A particle (of mass m) is free to move along a frictionless curve y(x) which is rotating about the y-axis at a constant angular speed ω. A uniform gravitational field (of strength g) acts along the negative y direction. Find the equation of motion of the particle.
(That's not the entire problem, but it's enough to explain the discrepancy I'm coming across.)

Homework Equations

$y'\equiv \frac{dy}{dx}$

3. The attempt at a Newtonian Solution:
This picture should help explain the force equation:

The net force along the curve is due to gravity, namely $mg\sin(\tan^{-1}(y'))=\frac{mgy'}{\sqrt{1+y'^2}}$

This has to account for the net acceleration in this direction, which comes from two things; the component of xω² along the curve, and dv/dt the time derivative of the speed of the particle.
Since $v=\frac{\dot x}{\cos(\tan^{-1}(y'))}=\dot x\sqrt{1+y'^2}$ we have $\dot v = \ddot x\sqrt{1+y'^2}+\frac{\dot x\dot y' y'}{\sqrt{1+y'^2}}$

Therefore the net-force equation in the direction along the curve is:

$\frac{mgy'}{\sqrt{1+y'^2}}=\frac{x\omega ^2}{\sqrt{1+y'^2}}-\big ( \ddot x\sqrt{1+y'^2}+\frac{\dot x\dot y' y'}{\sqrt{1+y'^2}} \big )$

Which can be written a little more nicely:

$x\omega^2-gy'=\ddot x(1+y'^2)+\dot x \dot y'y'$

4. The attempt at a Lagrangian Solution:
For the Lagrangian, I get $L=\frac{m}{2}(x^2\omega^2+v^2)-mgy$

Where v is the speed as before: $v=\frac{\dot x}{\cos(\tan^{-1}(y'))}=\dot x\sqrt{1+y'^2}$

So $L=\frac{m}{2}(x^2\omega^2+\dot x^2(1+y'^2))-mgy$

Then the E-L equation gives:

$\frac{ \partial L}{\partial x}=m(\omega^2x-gy')=\frac{d}{dt}\big (\frac{ \partial L}{\partial \dot x} \big ) = \frac{d}{dt}\big ( m\dot x(1+y'^2)\big ) =m\big (\ddot x(1+y'^2)+2\dot x \dot y' y' \big )$

$x\omega^2-gy'=x(1+y'^2)+2\dot x \dot y' y'$
The right-most term differs by a factor of 2 from the Newtonian method. I can't seem to find the reason for this discrepancy; the force equation seems right to me.

 

[TSny]

In the E-L approach, did you take into account that $y'$ is a function of $x$?

 

[Nathanael]

In the E-L approach, did you take into account that $y'$ is a function of $x$?

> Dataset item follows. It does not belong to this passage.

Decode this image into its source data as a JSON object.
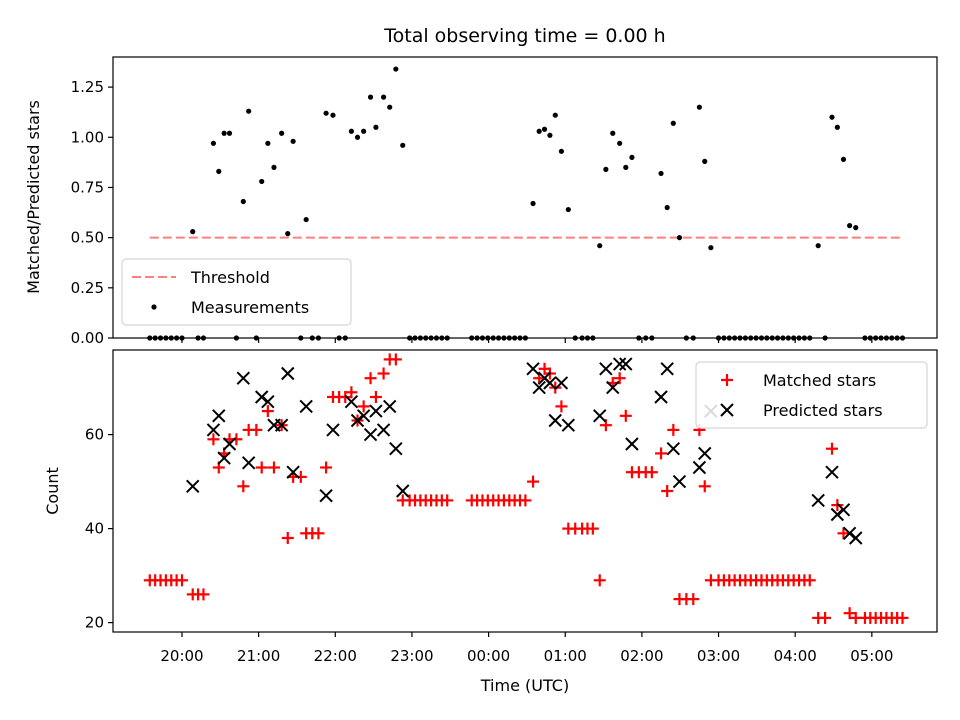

Ohh, so it should have been: $\frac{ \partial L}{\partial x}=m(\omega^2x-gy'+\dot x^2y'y'')$

Then by the chain rule: $\dot x y''=\dot y'$

Thus: $\frac{ \partial L}{\partial x}=m(\omega^2x-gy'+\dot x\dot y'y')$

Which leaves the equation the same as in the Newtonian approach.

I'm used to the discrepancy being due to a mistake in the Newtonian approach... Now I know to be careful with the E-L approach too! Thanks TSny!

 

[TSny]

Looks good.

 

[TSny]

Even though they are equivalent, I like the form $\dot x^2y'y''$ rather than $\dot x\dot y'y'$ because $y'y''$ is just a function of $x$ that you can easily get from the curve $y(x)$.